Tony Manero, en Degustation, New York


Tony Manero, harto de hamburguesas y de puñaladas traperas a cambio de menús excesivamente sobrevalorados, dudaba dejarse alimentar por Thomas Keller, David Chang o Daniel Humm. Hacía frío en el East Village de la ciudad y no era cosa de perder el tiempo en disquisiciones michelínicas: cualquiera de los tres podía estar esa noche en la barra de Degustation, en la casa del asombroso Wesley Genovart. ¿Una barra en Nueva York en la que comer deliciosamente?: Manero sabía que eso era factible, así que abrigado por su chaquetón de cuello imposible y volador, su pantalón de raso brillante y ajustado y su tupé Arriba España llamó a la puerta misteriosa y elegante de una de las sensaciones gastronómicas de Manhattan. Un show-cooking se abría en una barra baja, rectangular, con veinte asientos y dos planchas en el centro. Y en ellas, Wesley, español-norteamericano, nacido hace apenas una treintena de años en Marbella, criado en Mallorca y California, de padre balear y madre estadounidense, educado en fogones vascos y bostonianos, elegante, simpático y arrollador. Manero supo desde el primer momento que Genovart es una figura al alza, de una proyección envidiable. Trabaja al por menor de una carta de pocos platos, con notable movilidad, con técnica preciosista y gusto poco habitual en la Gran Manzana. No son tapas, son pequeños platos, así creados para que puedas degustar varios, acompañados por una buena carta de vinos, casi todos españoles, y servidos por un escaso personal atentísimo y feliz. No se cabe, claro.

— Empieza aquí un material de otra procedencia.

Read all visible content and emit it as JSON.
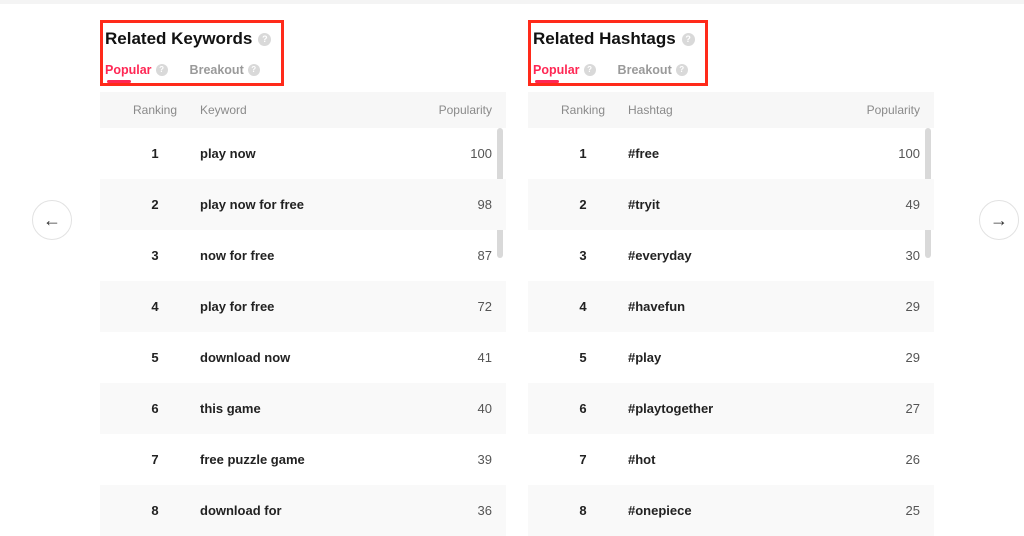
{
  "keywords_panel": {
    "title": "Related Keywords",
    "tabs": {
      "popular": "Popular",
      "breakout": "Breakout"
    },
    "columns": {
      "rank": "Ranking",
      "keyword": "Keyword",
      "popularity": "Popularity"
    },
    "rows": [
      {
        "rank": "1",
        "keyword": "play now",
        "popularity": "100"
      },
      {
        "rank": "2",
        "keyword": "play now for free",
        "popularity": "98"
      },
      {
        "rank": "3",
        "keyword": "now for free",
        "popularity": "87"
      },
      {
        "rank": "4",
        "keyword": "play for free",
        "popularity": "72"
      },
      {
        "rank": "5",
        "keyword": "download now",
        "popularity": "41"
      },
      {
        "rank": "6",
        "keyword": "this game",
        "popularity": "40"
      },
      {
        "rank": "7",
        "keyword": "free puzzle game",
        "popularity": "39"
      },
      {
        "rank": "8",
        "keyword": "download for",
        "popularity": "36"
      }
    ]
  },
  "hashtags_panel": {
    "title": "Related Hashtags",
    "tabs": {
      "popular": "Popular",
      "breakout": "Breakout"
    },
    "columns": {
      "rank": "Ranking",
      "hashtag": "Hashtag",
      "popularity": "Popularity"
    },
    "rows": [
      {
        "rank": "1",
        "hashtag": "#free",
        "popularity": "100"
      },
      {
        "rank": "2",
        "hashtag": "#tryit",
        "popularity": "49"
      },
      {
        "rank": "3",
        "hashtag": "#everyday",
        "popularity": "30"
      },
      {
        "rank": "4",
        "hashtag": "#havefun",
        "popularity": "29"
      },
      {
        "rank": "5",
        "hashtag": "#play",
        "popularity": "29"
      },
      {
        "rank": "6",
        "hashtag": "#playtogether",
        "popularity": "27"
      },
      {
        "rank": "7",
        "hashtag": "#hot",
        "popularity": "26"
      },
      {
        "rank": "8",
        "hashtag": "#onepiece",
        "popularity": "25"
      }
    ]
  }
}
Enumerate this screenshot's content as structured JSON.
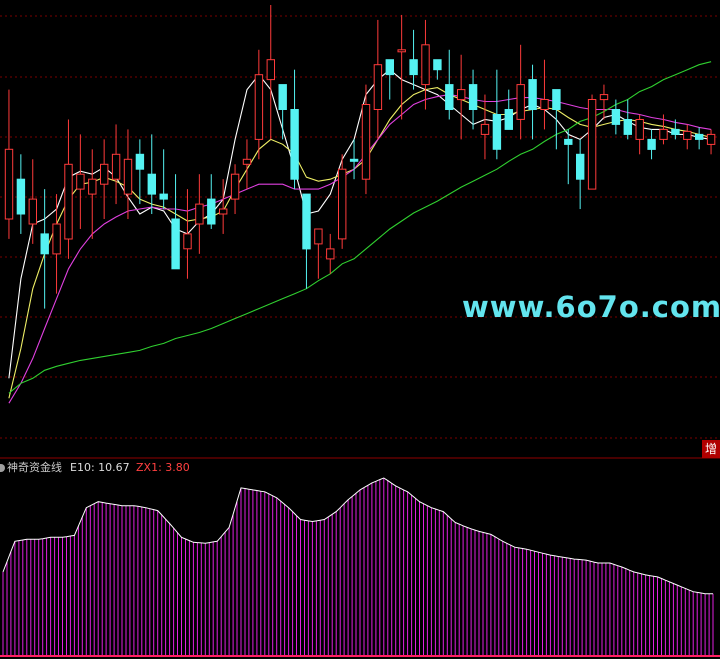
{
  "watermark": "www.6o7o.com",
  "badge": "增",
  "indicator": {
    "name": "神奇资金线",
    "e10_label": "E10: 10.67",
    "zx1_label": "ZX1: 3.80",
    "colors": {
      "bars": "#e020e0",
      "envelope": "#ffffff",
      "baseline": "#ff2060",
      "e10": "#dcdcdc",
      "zx1": "#ff4040"
    }
  },
  "colors": {
    "background": "#000000",
    "grid": "#7a0000",
    "up_candle": "#ff3b3b",
    "down_candle": "#55f2f2",
    "ma_white": "#ffffff",
    "ma_yellow": "#eeee66",
    "ma_magenta": "#e040e0",
    "ma_green": "#30d030"
  },
  "chart_data": [
    {
      "type": "candlestick",
      "title": "",
      "ylim": [
        0,
        440
      ],
      "candles": [
        {
          "o": 220,
          "h": 350,
          "l": 200,
          "c": 290,
          "up": true
        },
        {
          "o": 260,
          "h": 285,
          "l": 205,
          "c": 225,
          "up": false
        },
        {
          "o": 215,
          "h": 280,
          "l": 195,
          "c": 240,
          "up": true
        },
        {
          "o": 205,
          "h": 250,
          "l": 130,
          "c": 185,
          "up": false
        },
        {
          "o": 185,
          "h": 245,
          "l": 145,
          "c": 215,
          "up": true
        },
        {
          "o": 200,
          "h": 320,
          "l": 180,
          "c": 275,
          "up": true
        },
        {
          "o": 250,
          "h": 305,
          "l": 210,
          "c": 265,
          "up": true
        },
        {
          "o": 245,
          "h": 290,
          "l": 200,
          "c": 260,
          "up": true
        },
        {
          "o": 255,
          "h": 300,
          "l": 220,
          "c": 275,
          "up": true
        },
        {
          "o": 260,
          "h": 315,
          "l": 235,
          "c": 285,
          "up": true
        },
        {
          "o": 245,
          "h": 310,
          "l": 220,
          "c": 280,
          "up": true
        },
        {
          "o": 285,
          "h": 300,
          "l": 235,
          "c": 270,
          "up": false
        },
        {
          "o": 265,
          "h": 305,
          "l": 225,
          "c": 245,
          "up": false
        },
        {
          "o": 245,
          "h": 290,
          "l": 230,
          "c": 240,
          "up": false
        },
        {
          "o": 220,
          "h": 265,
          "l": 175,
          "c": 170,
          "up": false
        },
        {
          "o": 205,
          "h": 250,
          "l": 160,
          "c": 190,
          "up": true
        },
        {
          "o": 215,
          "h": 265,
          "l": 185,
          "c": 235,
          "up": true
        },
        {
          "o": 240,
          "h": 265,
          "l": 210,
          "c": 215,
          "up": false
        },
        {
          "o": 225,
          "h": 260,
          "l": 205,
          "c": 230,
          "up": true
        },
        {
          "o": 240,
          "h": 275,
          "l": 225,
          "c": 265,
          "up": true
        },
        {
          "o": 275,
          "h": 300,
          "l": 250,
          "c": 280,
          "up": true
        },
        {
          "o": 300,
          "h": 390,
          "l": 280,
          "c": 365,
          "up": true
        },
        {
          "o": 360,
          "h": 435,
          "l": 300,
          "c": 380,
          "up": true
        },
        {
          "o": 355,
          "h": 340,
          "l": 300,
          "c": 330,
          "up": false
        },
        {
          "o": 330,
          "h": 370,
          "l": 250,
          "c": 260,
          "up": false
        },
        {
          "o": 245,
          "h": 230,
          "l": 150,
          "c": 190,
          "up": false
        },
        {
          "o": 210,
          "h": 200,
          "l": 160,
          "c": 195,
          "up": true
        },
        {
          "o": 180,
          "h": 205,
          "l": 165,
          "c": 190,
          "up": true
        },
        {
          "o": 200,
          "h": 285,
          "l": 190,
          "c": 270,
          "up": true
        },
        {
          "o": 280,
          "h": 300,
          "l": 260,
          "c": 278,
          "up": false
        },
        {
          "o": 260,
          "h": 355,
          "l": 245,
          "c": 335,
          "up": true
        },
        {
          "o": 330,
          "h": 420,
          "l": 300,
          "c": 375,
          "up": true
        },
        {
          "o": 380,
          "h": 375,
          "l": 340,
          "c": 365,
          "up": false
        },
        {
          "o": 390,
          "h": 425,
          "l": 320,
          "c": 390,
          "up": true
        },
        {
          "o": 380,
          "h": 410,
          "l": 350,
          "c": 365,
          "up": false
        },
        {
          "o": 355,
          "h": 420,
          "l": 330,
          "c": 395,
          "up": true
        },
        {
          "o": 380,
          "h": 375,
          "l": 360,
          "c": 370,
          "up": false
        },
        {
          "o": 355,
          "h": 390,
          "l": 320,
          "c": 330,
          "up": false
        },
        {
          "o": 340,
          "h": 385,
          "l": 300,
          "c": 350,
          "up": true
        },
        {
          "o": 355,
          "h": 370,
          "l": 310,
          "c": 330,
          "up": false
        },
        {
          "o": 305,
          "h": 345,
          "l": 280,
          "c": 315,
          "up": true
        },
        {
          "o": 290,
          "h": 370,
          "l": 280,
          "c": 325,
          "up": false
        },
        {
          "o": 330,
          "h": 350,
          "l": 310,
          "c": 310,
          "up": false
        },
        {
          "o": 320,
          "h": 395,
          "l": 300,
          "c": 355,
          "up": true
        },
        {
          "o": 360,
          "h": 375,
          "l": 300,
          "c": 330,
          "up": false
        },
        {
          "o": 330,
          "h": 380,
          "l": 310,
          "c": 340,
          "up": true
        },
        {
          "o": 350,
          "h": 345,
          "l": 290,
          "c": 330,
          "up": false
        },
        {
          "o": 300,
          "h": 310,
          "l": 255,
          "c": 295,
          "up": false
        },
        {
          "o": 285,
          "h": 300,
          "l": 230,
          "c": 260,
          "up": false
        },
        {
          "o": 250,
          "h": 345,
          "l": 250,
          "c": 340,
          "up": true
        },
        {
          "o": 340,
          "h": 355,
          "l": 320,
          "c": 345,
          "up": true
        },
        {
          "o": 330,
          "h": 340,
          "l": 305,
          "c": 315,
          "up": false
        },
        {
          "o": 320,
          "h": 340,
          "l": 300,
          "c": 305,
          "up": false
        },
        {
          "o": 300,
          "h": 325,
          "l": 285,
          "c": 320,
          "up": true
        },
        {
          "o": 290,
          "h": 310,
          "l": 280,
          "c": 300,
          "up": false
        },
        {
          "o": 300,
          "h": 325,
          "l": 295,
          "c": 310,
          "up": true
        },
        {
          "o": 305,
          "h": 320,
          "l": 300,
          "c": 310,
          "up": false
        },
        {
          "o": 300,
          "h": 315,
          "l": 290,
          "c": 308,
          "up": true
        },
        {
          "o": 305,
          "h": 312,
          "l": 290,
          "c": 300,
          "up": false
        },
        {
          "o": 295,
          "h": 310,
          "l": 285,
          "c": 305,
          "up": true
        }
      ],
      "ma_lines": [
        {
          "color": "white",
          "values": [
            60,
            160,
            215,
            220,
            230,
            262,
            268,
            265,
            272,
            262,
            242,
            225,
            232,
            228,
            210,
            205,
            218,
            225,
            240,
            300,
            350,
            365,
            350,
            310,
            270,
            225,
            228,
            245,
            280,
            300,
            345,
            360,
            370,
            360,
            355,
            350,
            345,
            335,
            325,
            315,
            320,
            318,
            322,
            330,
            335,
            330,
            320,
            305,
            300,
            310,
            322,
            325,
            318,
            312,
            310,
            310,
            305,
            305,
            302,
            300
          ]
        },
        {
          "color": "yellow",
          "values": [
            40,
            90,
            150,
            185,
            215,
            240,
            255,
            257,
            262,
            258,
            252,
            240,
            235,
            232,
            225,
            218,
            220,
            222,
            228,
            250,
            270,
            290,
            300,
            295,
            285,
            262,
            258,
            260,
            265,
            270,
            280,
            300,
            320,
            335,
            345,
            350,
            352,
            345,
            340,
            335,
            330,
            325,
            325,
            328,
            330,
            332,
            330,
            322,
            315,
            312,
            315,
            318,
            320,
            318,
            315,
            313,
            310,
            308,
            305,
            302
          ]
        },
        {
          "color": "magenta",
          "values": [
            35,
            55,
            80,
            110,
            140,
            170,
            190,
            205,
            215,
            222,
            228,
            230,
            232,
            230,
            230,
            228,
            232,
            235,
            240,
            245,
            250,
            255,
            255,
            255,
            250,
            250,
            250,
            255,
            262,
            270,
            285,
            300,
            315,
            325,
            335,
            340,
            343,
            345,
            343,
            340,
            338,
            338,
            340,
            342,
            342,
            340,
            338,
            335,
            332,
            330,
            330,
            330,
            327,
            325,
            322,
            320,
            317,
            315,
            312,
            310
          ]
        },
        {
          "color": "green",
          "values": [
            45,
            55,
            60,
            68,
            72,
            75,
            78,
            80,
            82,
            84,
            86,
            88,
            92,
            95,
            100,
            103,
            106,
            110,
            115,
            120,
            125,
            130,
            135,
            140,
            145,
            150,
            158,
            165,
            175,
            180,
            190,
            200,
            210,
            218,
            226,
            232,
            238,
            245,
            252,
            258,
            264,
            270,
            278,
            285,
            290,
            298,
            305,
            310,
            318,
            322,
            328,
            335,
            340,
            348,
            353,
            360,
            365,
            370,
            375,
            378
          ]
        }
      ]
    },
    {
      "type": "bar",
      "title": "神奇资金线",
      "ylim": [
        0,
        180
      ],
      "values": [
        85,
        116,
        118,
        118,
        120,
        120,
        122,
        150,
        156,
        154,
        152,
        152,
        150,
        147,
        134,
        120,
        115,
        114,
        116,
        130,
        170,
        168,
        166,
        160,
        150,
        138,
        136,
        138,
        146,
        158,
        168,
        175,
        180,
        172,
        166,
        156,
        150,
        146,
        135,
        130,
        126,
        123,
        116,
        110,
        108,
        105,
        102,
        100,
        98,
        97,
        94,
        94,
        90,
        85,
        82,
        80,
        75,
        70,
        65,
        63
      ]
    }
  ]
}
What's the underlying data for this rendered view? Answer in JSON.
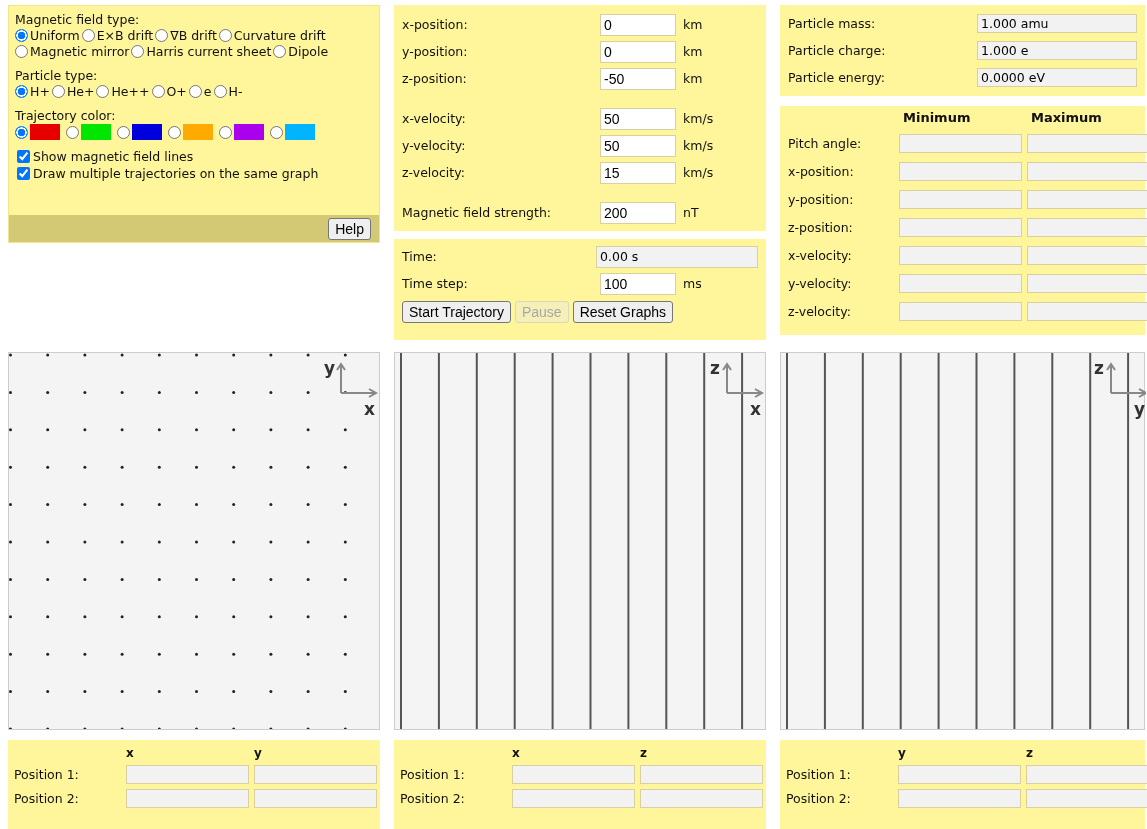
{
  "field_type": {
    "label": "Magnetic field type:",
    "options": [
      {
        "label": "Uniform",
        "selected": true
      },
      {
        "label": "E×B drift",
        "selected": false
      },
      {
        "label": "∇B drift",
        "selected": false
      },
      {
        "label": "Curvature drift",
        "selected": false
      },
      {
        "label": "Magnetic mirror",
        "selected": false
      },
      {
        "label": "Harris current sheet",
        "selected": false
      },
      {
        "label": "Dipole",
        "selected": false
      }
    ]
  },
  "particle_type": {
    "label": "Particle type:",
    "options": [
      {
        "label": "H+",
        "selected": true
      },
      {
        "label": "He+",
        "selected": false
      },
      {
        "label": "He++",
        "selected": false
      },
      {
        "label": "O+",
        "selected": false
      },
      {
        "label": "e",
        "selected": false
      },
      {
        "label": "H-",
        "selected": false
      }
    ]
  },
  "trajectory_color": {
    "label": "Trajectory color:",
    "options": [
      {
        "color": "#e60000",
        "selected": true
      },
      {
        "color": "#00e600",
        "selected": false
      },
      {
        "color": "#0000dd",
        "selected": false
      },
      {
        "color": "#ffaa00",
        "selected": false
      },
      {
        "color": "#aa00ee",
        "selected": false
      },
      {
        "color": "#00b4ff",
        "selected": false
      }
    ]
  },
  "checkboxes": [
    {
      "label": "Show magnetic field lines",
      "checked": true
    },
    {
      "label": "Draw multiple trajectories on the same graph",
      "checked": true
    }
  ],
  "help_button": "Help",
  "initial_conditions": [
    [
      {
        "label": "x-position:",
        "value": "0",
        "unit": "km"
      },
      {
        "label": "y-position:",
        "value": "0",
        "unit": "km"
      },
      {
        "label": "z-position:",
        "value": "-50",
        "unit": "km"
      }
    ],
    [
      {
        "label": "x-velocity:",
        "value": "50",
        "unit": "km/s"
      },
      {
        "label": "y-velocity:",
        "value": "50",
        "unit": "km/s"
      },
      {
        "label": "z-velocity:",
        "value": "15",
        "unit": "km/s"
      }
    ],
    [
      {
        "label": "Magnetic field strength:",
        "value": "200",
        "unit": "nT"
      }
    ]
  ],
  "time_panel": {
    "rows": [
      {
        "kind": "readout",
        "label": "Time:",
        "value": "0.00 s"
      },
      {
        "kind": "input",
        "label": "Time step:",
        "value": "100",
        "unit": "ms"
      }
    ],
    "buttons": [
      {
        "label": "Start Trajectory",
        "disabled": false
      },
      {
        "label": "Pause",
        "disabled": true
      },
      {
        "label": "Reset Graphs",
        "disabled": false
      }
    ]
  },
  "particle_info": [
    {
      "label": "Particle mass:",
      "value": "1.000 amu"
    },
    {
      "label": "Particle charge:",
      "value": "1.000 e"
    },
    {
      "label": "Particle energy:",
      "value": "0.0000 eV"
    }
  ],
  "ranges": {
    "columns": [
      "Minimum",
      "Maximum"
    ],
    "rows": [
      "Pitch angle:",
      "x-position:",
      "y-position:",
      "z-position:",
      "x-velocity:",
      "y-velocity:",
      "z-velocity:"
    ]
  },
  "graphs": [
    {
      "kind": "dots",
      "vertical_axis": "y",
      "horizontal_axis": "x",
      "positions": {
        "columns": [
          "x",
          "y"
        ],
        "rows": [
          "Position 1:",
          "Position 2:"
        ]
      }
    },
    {
      "kind": "lines",
      "vertical_axis": "z",
      "horizontal_axis": "x",
      "positions": {
        "columns": [
          "x",
          "z"
        ],
        "rows": [
          "Position 1:",
          "Position 2:"
        ]
      }
    },
    {
      "kind": "lines",
      "vertical_axis": "z",
      "horizontal_axis": "y",
      "positions": {
        "columns": [
          "y",
          "z"
        ],
        "rows": [
          "Position 1:",
          "Position 2:"
        ]
      }
    }
  ]
}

Es un privilegio poder charlar con aquel que te está haciendo de comer a escaso metro y medio de tu asiento. Curioso como es, Manero no dejó de preguntar por cada paso, por cada componente, por cada idea. Y Wesley contesta, razona, desgrana paso a paso la manufactura de una comida sabrosa, imaginativa, alimenticia, nutriente. Y uno acaba hablando con el de al lado, gente normalmente de buen diente, de paladar educado, como si toda la barra fuese una pequeña familia o un grupo de buenos amigos. El hindú que estaba a su derecha le hizo una apreciación acerca del buen español que manejaba Manero para charlotear con el chef. «Los de Brooklyn seremos de la caldera del diablo, pero siempre hemos hablado un español correctísimo», contestó a la pareja, ella india de Las Palmas de Gran Canaria, que iba ya por el tercer plato de croquetas. ¿Croquetas en el East Village? Qué miedo. No, no se apuren, son extraordinarias. También el bacalao o el chipirón relleno de carne sobre una base de arroz negro con algo de alioli -all i oli en el catalán original-. Unas pequeñas sardinas aromatizadas y un colosal pichón con un fondo arrocero muy mallorquín cerraron la tanda. La mano inspiradora de Adrià se vislumbraba por alguna parte del recoleto y elegantísimo local, pero el trabajo suelto, metódico, del joven genio tiene mucho de cosecha propia, algo de aire francés y mucho vendaval mediterráneo. A la espalda, separado por un tabique, el otro medio local son mesas en las que apreciar, dicen, buena comida japonesa, cosa que a Manero aún no ha acabado de interesarle, ya que siempre tiene la sensación de que comer frío y poco no es comer.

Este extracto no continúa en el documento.